Continuous mountainside exposures were investigated by a combination of “walking-out” of stratigraphic surfaces and geometrical elements, closely spaced detailed vertical sections, and tracing on helicopter photo mosaics. The clinothem complex represents a regressive to transgressive shoreline complex and consists of five clinothem sets, recognized by specific stacking patterns and sedimentary facies. The regressive part preserves wave- and river-dominated deltaic deposits in a progradational to aggradational stacking pattern. The delta clinothems consist of tide-influenced distributary channels, wave- and hyperpycnal-flow-dominated mouth bars that on the shelf sourced turbidite-filled slope channels, and slope lobes. The transgressive part of the clinothem complex preserves strongly tide-dominated estuarine deposits underlain by tidal ravinement surfaces that cut down into deposits of wave-dominated deltas. This change in facies product on the inner shelf from wave to tidal at the regressive to transgressive turnaround, was however not a basin-wide process change, inasmuch as the distributary channels also reflect tidal influence. This suggests that tidal currents were present only in areas protected from waves and amplified by the lateral confinement of the estuary.

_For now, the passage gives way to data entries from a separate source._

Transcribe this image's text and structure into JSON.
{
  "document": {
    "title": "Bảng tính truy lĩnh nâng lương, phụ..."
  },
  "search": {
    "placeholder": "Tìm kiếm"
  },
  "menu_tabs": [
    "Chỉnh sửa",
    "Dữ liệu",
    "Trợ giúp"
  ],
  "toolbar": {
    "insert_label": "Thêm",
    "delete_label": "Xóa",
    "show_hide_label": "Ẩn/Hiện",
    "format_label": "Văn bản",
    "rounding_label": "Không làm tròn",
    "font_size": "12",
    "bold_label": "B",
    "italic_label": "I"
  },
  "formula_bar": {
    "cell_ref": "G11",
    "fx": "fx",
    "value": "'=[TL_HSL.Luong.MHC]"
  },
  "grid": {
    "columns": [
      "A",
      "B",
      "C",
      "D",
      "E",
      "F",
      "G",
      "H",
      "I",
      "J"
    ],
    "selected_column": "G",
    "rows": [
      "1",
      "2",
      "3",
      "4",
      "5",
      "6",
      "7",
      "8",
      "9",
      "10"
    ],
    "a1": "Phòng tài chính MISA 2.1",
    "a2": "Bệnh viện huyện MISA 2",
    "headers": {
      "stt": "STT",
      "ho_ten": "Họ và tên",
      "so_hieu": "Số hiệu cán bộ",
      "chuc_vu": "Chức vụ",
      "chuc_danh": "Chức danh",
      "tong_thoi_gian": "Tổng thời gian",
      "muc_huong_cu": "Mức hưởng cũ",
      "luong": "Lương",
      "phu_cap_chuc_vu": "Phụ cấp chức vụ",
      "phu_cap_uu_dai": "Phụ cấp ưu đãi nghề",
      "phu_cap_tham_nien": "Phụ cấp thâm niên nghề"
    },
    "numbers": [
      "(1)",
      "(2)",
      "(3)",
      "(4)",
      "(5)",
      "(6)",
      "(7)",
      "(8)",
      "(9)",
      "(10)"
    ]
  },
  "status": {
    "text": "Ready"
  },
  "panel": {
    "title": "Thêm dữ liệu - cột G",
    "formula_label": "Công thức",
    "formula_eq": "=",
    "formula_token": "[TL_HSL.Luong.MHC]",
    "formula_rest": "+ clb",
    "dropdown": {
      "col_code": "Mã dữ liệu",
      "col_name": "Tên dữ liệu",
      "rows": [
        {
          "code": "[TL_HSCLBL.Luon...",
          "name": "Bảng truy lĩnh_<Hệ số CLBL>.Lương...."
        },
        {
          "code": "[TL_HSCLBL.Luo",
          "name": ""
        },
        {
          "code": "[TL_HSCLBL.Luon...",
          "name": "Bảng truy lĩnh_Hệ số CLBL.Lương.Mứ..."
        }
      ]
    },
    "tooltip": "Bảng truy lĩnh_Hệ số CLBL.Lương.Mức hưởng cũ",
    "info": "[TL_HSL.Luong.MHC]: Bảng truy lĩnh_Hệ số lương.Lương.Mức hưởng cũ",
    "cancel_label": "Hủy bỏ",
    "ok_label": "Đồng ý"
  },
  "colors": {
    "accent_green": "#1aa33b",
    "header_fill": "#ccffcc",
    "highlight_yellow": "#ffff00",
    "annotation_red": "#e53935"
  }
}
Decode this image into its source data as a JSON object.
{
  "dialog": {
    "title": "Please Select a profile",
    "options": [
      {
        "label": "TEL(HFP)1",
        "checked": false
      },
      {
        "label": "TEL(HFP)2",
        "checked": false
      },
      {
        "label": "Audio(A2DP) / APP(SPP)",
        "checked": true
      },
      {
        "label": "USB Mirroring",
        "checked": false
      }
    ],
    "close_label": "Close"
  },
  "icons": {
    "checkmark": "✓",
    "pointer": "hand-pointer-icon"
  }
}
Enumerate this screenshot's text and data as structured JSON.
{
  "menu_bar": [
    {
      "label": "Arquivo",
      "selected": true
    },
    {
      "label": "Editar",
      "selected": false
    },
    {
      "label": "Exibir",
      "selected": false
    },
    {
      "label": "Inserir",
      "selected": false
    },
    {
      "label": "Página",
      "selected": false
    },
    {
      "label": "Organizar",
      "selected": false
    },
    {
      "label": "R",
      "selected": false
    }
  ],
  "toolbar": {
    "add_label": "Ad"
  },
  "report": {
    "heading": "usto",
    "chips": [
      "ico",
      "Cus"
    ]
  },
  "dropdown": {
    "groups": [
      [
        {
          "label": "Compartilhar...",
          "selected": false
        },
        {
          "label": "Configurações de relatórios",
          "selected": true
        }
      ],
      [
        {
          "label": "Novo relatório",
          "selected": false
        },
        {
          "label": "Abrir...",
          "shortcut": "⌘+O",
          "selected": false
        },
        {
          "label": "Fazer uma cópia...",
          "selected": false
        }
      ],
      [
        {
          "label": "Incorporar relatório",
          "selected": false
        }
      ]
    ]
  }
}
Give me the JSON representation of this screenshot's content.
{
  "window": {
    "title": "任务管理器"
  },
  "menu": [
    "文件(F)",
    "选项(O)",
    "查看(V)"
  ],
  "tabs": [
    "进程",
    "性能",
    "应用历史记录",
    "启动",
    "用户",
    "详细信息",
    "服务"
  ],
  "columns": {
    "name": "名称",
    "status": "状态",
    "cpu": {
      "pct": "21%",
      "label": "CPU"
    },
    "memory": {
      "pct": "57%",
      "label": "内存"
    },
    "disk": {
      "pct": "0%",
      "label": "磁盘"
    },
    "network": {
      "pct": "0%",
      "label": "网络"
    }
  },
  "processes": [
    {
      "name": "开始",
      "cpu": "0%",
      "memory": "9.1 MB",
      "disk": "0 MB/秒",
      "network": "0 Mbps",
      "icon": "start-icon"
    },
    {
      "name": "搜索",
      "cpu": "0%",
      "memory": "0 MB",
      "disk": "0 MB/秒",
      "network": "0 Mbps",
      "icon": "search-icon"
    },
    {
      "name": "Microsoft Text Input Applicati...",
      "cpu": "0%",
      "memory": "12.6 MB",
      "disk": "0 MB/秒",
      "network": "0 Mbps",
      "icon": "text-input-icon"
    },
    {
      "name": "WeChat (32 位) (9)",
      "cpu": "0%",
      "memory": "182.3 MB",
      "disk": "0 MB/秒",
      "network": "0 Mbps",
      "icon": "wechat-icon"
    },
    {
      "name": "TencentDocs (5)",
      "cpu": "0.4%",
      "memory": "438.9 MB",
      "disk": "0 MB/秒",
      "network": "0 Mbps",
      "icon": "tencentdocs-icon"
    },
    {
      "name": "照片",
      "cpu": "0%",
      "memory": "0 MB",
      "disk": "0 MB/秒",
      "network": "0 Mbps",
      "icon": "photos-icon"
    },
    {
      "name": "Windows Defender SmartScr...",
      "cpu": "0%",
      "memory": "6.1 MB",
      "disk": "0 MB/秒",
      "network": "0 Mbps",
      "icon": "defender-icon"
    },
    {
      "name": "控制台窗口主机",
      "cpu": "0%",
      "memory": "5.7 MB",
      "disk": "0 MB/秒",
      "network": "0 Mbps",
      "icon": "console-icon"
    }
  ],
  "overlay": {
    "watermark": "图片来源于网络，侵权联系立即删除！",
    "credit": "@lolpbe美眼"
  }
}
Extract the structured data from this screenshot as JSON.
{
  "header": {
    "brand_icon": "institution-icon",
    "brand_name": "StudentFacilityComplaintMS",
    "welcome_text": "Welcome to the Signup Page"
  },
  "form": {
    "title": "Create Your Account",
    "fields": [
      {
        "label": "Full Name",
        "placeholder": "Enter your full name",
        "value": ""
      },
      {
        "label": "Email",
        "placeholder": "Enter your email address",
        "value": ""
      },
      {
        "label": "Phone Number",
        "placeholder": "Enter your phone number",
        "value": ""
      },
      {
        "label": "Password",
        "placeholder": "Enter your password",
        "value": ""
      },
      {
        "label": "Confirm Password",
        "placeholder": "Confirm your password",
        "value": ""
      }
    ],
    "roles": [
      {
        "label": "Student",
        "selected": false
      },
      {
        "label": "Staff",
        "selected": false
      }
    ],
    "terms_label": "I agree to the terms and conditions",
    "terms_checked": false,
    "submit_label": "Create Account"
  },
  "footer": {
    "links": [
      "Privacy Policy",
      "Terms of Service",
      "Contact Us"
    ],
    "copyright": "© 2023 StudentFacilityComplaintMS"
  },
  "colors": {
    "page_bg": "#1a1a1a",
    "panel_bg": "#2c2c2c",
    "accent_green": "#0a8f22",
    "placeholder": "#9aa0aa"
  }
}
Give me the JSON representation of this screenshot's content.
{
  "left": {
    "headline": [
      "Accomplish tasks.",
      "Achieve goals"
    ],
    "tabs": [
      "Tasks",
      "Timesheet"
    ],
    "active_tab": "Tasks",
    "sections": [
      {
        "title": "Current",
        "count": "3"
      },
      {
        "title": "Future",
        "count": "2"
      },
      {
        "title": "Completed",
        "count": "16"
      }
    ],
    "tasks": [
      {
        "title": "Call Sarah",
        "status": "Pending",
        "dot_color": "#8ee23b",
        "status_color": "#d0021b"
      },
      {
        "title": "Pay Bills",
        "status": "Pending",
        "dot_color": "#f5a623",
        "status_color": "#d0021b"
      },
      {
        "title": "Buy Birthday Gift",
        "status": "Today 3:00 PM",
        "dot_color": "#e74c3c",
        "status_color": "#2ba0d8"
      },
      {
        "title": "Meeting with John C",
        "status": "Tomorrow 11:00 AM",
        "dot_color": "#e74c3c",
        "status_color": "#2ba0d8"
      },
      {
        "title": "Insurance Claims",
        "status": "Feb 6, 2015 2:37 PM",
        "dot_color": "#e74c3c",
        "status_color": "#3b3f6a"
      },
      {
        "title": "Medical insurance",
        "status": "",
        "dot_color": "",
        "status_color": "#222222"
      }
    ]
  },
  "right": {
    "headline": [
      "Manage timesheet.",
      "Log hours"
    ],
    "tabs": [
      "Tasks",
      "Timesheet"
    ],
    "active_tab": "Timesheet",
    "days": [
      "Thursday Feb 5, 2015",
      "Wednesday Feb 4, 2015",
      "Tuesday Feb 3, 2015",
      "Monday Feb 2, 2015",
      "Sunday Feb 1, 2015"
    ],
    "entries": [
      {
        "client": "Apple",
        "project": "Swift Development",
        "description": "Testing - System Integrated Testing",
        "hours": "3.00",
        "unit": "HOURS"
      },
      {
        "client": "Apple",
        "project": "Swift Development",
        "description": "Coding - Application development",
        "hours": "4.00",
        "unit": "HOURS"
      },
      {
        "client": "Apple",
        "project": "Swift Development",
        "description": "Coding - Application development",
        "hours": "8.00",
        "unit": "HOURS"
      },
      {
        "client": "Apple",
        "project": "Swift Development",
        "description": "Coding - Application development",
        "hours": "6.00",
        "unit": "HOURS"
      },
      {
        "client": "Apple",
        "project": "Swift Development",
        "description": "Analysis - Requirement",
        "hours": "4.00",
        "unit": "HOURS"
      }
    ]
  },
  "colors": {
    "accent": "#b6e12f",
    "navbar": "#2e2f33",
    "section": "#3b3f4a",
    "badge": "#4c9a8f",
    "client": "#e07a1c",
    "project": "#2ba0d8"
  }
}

There was a process-regime change on the middle to outer shelf, from wave-dominated highstand and falling-stage delta complex to river-dominated (and wave-influenced) early-lowstand delta complex. The delta complex prograded across the shelf during highstand, and during falling stage the relative sea-level fall forced the deltas out to shelf edge. The early-lowstand delta mouth bars are volumetrically dominated by hyperpycnites, indicating dominance of riverine processes. The proportion of the hyperpycnal-flow deposits decreased during the late lowstand, and the delta complex became wave-dominated anew.
The process-regime change from wave dominance to fluvial dominance and back to wave dominance is interpreted to have occurred due to the seaward, and then landward, shift of the feeding river system, whereas the tidal effects were dependent on shelter from waves and on the shoreline configuration.